After that he became a trainer, and taught about landmines. But life on the base wasn't good for him. He had a volatile temper and didn't handle the abuses of the Burma Army officers well. He was jailed for drug use, fighting, attacking officers who harassed him. He escaped several times, and sometimes ran away to his home -- he also hoped he could get a new start at home. He said, "After being with the Burma army, I didn't have a humane heart anymore. I felt sorry for my parents. I wanted to work so I came back." But he couldn't stay in the village because he was a wanted man. Several times he was recaptured and jailed again, but always came back out to fight again.
Finally, he killed an officer and there was no going back. He went back to hide in his village but they came and looked for him. He went to other places he had lived, but his life had been an army life and he had few options. Finally he remembered his friend, his old friend from childhood who had joined the army with him. He found his friend's mother and she told him her son was not in the army anymore and was working with the Free Burma Rangers. The friend came back to visit and met S'Nay Htun. He says, "He was happy. I was happy too. Then he brought me all the way to the training. True friendship." And so, just months after murdering the officer, being at the end of his options, he was in FBR training. He joined a Karen team. He had spent years fighting battles that FBR teams documented, he had committed atrocities that were part of FBR reports -- now he was poised for a new life.
He liked the training -- there was a feeling of unity he had never experienced. He spent lot of time talking with Pastor Edmond, and also listened to Dave. He says, "I felt stable and just being together with them I felt happier. My short-temper has changed. I felt cleansed in my heart too. I can live freely and happily. Otherwise, when I first arrived here I felt insecure." By the end of the training he had decided to become a Christian and was baptized with eight other teammates after graduation. He said, "After the baptism, I don't know whether because of the washing away of sins, I feel like God has opened a big door for me. Because the door has opened I can live...I know Jesus is alive, it's not good for me to continue to be bad like before. If I continue to be bad knowing Jesus is with me, it'll be just like living like a person who has no God. I have my Jesus. I got baptized. I believe that God is with me. God is right here next to me....I don't know what else to say. Done...."
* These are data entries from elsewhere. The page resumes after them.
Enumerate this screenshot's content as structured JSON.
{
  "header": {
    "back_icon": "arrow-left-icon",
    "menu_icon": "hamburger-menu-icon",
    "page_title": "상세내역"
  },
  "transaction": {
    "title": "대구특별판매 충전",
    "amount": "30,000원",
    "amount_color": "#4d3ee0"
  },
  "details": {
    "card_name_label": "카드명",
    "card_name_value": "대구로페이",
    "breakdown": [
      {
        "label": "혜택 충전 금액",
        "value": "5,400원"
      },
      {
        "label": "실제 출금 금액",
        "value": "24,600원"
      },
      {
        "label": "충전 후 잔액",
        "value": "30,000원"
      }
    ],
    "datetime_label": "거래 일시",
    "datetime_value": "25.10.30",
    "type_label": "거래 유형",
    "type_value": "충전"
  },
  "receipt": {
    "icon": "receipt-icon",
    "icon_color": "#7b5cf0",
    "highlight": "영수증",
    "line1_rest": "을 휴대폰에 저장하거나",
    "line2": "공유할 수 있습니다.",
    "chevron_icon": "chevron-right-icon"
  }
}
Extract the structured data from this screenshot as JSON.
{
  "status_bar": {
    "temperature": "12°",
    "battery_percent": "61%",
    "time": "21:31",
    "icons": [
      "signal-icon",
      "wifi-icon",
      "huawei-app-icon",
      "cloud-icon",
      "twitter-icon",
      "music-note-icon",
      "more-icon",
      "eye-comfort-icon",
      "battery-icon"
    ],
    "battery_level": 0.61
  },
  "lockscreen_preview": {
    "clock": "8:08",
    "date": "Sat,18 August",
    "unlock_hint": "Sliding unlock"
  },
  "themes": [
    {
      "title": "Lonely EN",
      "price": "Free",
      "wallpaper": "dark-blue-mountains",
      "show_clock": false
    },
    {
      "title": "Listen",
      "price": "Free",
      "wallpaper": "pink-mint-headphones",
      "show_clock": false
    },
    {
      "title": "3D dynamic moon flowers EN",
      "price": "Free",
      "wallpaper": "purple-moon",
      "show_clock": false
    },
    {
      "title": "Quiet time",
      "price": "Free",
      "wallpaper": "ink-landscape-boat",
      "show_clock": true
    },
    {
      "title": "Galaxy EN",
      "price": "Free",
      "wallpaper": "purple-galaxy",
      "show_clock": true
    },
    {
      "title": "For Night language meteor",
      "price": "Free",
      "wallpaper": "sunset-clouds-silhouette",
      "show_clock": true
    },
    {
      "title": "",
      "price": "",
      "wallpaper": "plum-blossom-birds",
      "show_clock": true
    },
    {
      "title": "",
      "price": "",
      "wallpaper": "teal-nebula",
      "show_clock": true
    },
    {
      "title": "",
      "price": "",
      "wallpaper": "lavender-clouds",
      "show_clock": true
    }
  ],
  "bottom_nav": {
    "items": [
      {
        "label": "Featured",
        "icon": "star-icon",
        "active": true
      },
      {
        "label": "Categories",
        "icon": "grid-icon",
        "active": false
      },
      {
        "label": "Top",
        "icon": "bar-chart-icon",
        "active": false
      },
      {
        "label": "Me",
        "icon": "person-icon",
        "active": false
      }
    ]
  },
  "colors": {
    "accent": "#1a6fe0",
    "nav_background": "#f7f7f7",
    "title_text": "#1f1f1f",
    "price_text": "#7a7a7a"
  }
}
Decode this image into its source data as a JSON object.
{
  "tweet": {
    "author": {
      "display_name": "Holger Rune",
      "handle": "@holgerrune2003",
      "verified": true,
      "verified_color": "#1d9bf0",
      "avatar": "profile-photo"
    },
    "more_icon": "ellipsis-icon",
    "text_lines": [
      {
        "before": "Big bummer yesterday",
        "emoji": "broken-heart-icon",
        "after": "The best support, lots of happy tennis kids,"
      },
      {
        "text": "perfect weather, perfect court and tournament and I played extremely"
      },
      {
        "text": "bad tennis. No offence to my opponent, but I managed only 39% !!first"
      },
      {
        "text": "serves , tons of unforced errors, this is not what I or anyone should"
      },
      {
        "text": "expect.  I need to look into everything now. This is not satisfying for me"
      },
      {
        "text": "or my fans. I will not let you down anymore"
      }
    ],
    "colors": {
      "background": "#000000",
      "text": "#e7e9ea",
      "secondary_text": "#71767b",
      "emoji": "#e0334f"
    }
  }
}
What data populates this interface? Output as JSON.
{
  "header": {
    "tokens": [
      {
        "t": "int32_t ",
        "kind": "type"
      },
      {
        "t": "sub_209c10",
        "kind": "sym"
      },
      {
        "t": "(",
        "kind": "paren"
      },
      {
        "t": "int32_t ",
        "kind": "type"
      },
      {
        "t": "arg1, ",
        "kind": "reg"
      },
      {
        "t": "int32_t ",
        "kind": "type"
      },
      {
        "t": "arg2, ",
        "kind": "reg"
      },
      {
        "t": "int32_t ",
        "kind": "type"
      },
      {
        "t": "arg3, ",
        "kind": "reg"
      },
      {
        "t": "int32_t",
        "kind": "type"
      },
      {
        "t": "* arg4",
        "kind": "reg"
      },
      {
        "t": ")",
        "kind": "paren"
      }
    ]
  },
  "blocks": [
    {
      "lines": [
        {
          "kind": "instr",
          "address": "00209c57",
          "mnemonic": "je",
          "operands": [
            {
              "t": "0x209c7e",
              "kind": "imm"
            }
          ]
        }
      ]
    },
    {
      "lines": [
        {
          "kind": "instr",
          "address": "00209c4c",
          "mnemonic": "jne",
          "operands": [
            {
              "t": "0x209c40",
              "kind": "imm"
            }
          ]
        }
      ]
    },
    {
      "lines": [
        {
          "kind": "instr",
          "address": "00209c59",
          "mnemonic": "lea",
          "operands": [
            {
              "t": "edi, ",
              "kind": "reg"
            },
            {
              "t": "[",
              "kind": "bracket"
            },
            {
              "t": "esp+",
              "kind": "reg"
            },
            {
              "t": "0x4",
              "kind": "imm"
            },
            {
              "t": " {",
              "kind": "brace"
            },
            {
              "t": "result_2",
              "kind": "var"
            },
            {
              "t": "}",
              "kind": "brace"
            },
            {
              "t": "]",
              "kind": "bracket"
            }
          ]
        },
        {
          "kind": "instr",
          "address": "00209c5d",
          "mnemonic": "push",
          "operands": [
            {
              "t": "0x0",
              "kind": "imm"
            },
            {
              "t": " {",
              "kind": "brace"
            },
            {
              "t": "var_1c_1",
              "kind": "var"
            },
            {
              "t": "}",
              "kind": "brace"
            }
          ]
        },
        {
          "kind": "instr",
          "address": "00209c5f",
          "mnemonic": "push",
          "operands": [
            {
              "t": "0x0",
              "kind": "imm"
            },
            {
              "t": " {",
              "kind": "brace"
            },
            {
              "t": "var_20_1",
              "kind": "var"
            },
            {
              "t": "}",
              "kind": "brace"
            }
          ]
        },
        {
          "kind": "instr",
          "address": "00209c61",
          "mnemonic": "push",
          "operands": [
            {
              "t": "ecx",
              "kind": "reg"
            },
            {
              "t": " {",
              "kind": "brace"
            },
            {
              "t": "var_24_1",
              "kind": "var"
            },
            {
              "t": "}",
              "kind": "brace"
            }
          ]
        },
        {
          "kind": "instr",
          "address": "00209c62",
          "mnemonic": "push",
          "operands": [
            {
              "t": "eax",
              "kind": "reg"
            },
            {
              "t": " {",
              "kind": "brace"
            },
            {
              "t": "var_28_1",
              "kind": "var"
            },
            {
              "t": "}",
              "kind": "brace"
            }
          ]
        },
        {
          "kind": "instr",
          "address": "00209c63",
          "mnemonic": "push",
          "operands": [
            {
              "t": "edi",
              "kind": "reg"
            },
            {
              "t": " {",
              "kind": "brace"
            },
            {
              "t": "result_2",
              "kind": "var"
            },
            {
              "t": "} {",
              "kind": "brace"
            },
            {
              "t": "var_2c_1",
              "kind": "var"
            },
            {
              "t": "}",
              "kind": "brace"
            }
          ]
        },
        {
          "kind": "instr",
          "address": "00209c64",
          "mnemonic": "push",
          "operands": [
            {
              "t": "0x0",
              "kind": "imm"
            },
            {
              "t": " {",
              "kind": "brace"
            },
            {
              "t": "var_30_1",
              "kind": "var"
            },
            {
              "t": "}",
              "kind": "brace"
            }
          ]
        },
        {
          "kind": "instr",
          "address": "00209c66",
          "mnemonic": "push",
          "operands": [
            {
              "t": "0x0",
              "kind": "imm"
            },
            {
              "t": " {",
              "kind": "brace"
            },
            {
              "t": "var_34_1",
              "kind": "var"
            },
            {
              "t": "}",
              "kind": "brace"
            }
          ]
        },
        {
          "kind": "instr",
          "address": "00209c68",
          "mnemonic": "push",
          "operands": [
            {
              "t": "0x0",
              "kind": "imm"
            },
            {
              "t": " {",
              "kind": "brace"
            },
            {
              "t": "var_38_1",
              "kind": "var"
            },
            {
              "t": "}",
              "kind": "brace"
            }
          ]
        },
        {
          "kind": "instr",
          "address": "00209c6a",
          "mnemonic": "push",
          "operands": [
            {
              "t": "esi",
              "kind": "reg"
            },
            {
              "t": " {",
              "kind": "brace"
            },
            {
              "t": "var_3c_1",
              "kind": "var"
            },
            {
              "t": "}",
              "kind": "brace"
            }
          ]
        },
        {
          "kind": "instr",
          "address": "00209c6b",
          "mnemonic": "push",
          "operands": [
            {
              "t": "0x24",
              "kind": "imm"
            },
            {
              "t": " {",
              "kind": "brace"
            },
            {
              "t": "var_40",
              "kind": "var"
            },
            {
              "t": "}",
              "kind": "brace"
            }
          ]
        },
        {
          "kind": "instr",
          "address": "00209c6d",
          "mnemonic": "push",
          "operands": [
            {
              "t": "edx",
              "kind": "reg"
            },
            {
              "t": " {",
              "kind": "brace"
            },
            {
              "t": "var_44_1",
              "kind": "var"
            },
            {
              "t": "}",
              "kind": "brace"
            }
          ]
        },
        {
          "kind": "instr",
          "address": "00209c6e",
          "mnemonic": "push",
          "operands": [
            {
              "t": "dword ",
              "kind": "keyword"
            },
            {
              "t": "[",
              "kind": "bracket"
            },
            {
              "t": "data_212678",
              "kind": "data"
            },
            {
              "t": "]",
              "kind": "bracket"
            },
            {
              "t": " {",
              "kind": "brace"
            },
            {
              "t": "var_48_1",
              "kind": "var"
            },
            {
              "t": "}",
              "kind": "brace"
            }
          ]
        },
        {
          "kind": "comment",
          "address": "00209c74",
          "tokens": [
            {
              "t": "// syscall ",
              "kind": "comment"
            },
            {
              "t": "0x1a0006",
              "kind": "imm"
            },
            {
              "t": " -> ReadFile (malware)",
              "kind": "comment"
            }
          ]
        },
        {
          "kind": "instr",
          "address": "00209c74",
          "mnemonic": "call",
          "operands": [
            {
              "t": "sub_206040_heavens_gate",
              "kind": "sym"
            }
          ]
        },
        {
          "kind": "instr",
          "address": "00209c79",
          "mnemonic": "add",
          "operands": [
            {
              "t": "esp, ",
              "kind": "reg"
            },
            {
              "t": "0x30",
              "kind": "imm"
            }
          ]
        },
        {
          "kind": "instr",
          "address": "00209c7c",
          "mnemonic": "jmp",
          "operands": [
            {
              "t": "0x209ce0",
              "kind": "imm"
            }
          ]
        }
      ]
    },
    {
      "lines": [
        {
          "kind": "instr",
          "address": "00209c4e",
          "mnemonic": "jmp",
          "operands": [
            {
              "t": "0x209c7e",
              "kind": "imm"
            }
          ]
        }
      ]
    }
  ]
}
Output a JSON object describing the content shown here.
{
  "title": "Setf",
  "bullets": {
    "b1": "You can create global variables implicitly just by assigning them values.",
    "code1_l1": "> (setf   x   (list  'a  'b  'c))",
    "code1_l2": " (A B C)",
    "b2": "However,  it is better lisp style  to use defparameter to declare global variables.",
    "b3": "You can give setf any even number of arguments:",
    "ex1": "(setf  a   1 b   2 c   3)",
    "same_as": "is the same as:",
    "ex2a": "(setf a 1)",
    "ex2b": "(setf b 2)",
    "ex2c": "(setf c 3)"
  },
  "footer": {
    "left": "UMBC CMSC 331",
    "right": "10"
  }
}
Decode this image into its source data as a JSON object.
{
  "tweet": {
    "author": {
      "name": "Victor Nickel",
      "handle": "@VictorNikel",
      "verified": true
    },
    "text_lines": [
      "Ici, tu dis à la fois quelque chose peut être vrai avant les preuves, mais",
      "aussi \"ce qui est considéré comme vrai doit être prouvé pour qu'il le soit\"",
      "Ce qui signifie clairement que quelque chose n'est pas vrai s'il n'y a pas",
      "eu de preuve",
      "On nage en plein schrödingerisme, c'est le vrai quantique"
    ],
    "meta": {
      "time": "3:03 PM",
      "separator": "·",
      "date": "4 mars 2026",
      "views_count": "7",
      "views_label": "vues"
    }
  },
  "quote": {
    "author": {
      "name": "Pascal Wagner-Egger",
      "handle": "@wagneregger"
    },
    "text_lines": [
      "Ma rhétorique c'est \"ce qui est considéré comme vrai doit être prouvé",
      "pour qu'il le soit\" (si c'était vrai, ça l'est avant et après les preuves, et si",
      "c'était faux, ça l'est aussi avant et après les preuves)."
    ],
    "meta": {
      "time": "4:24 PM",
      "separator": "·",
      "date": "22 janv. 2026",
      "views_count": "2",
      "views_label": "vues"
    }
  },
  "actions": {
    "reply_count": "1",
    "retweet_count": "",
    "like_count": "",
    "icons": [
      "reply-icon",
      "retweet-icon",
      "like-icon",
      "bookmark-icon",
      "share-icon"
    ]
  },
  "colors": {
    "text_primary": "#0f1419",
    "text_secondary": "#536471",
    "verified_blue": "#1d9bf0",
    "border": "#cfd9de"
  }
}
Saw S'Nay Htun is now a full-time Free Burma Ranger. He says he finally feels like he is in a safe place. If he can, he wants to stay with FBR, be a trainer and continue to learn from the teachers. He enjoyed the mission and the training, but he finds that the battle is still on and one of the biggest battles is within him. He is now working with a more diverse group of people than ever, including the women rangers. His temper hasn't gone away and it's a struggle sometimes. He has a family he hasn't been able to spend time with in years; every time he's been home he's been on the run and hasn't been able to visit with his mother. He was engaged to be married at one point, but the girl's father was against it and he left her behind somewhere, doesn't know where. As he looks back, his road is littered with brokenness, torn up by violence; as he looks forward, it seems like a lot to make up for, with still too few options. We pray for Saw S'Nay Htun, and the realization in his life of God's new plan for him.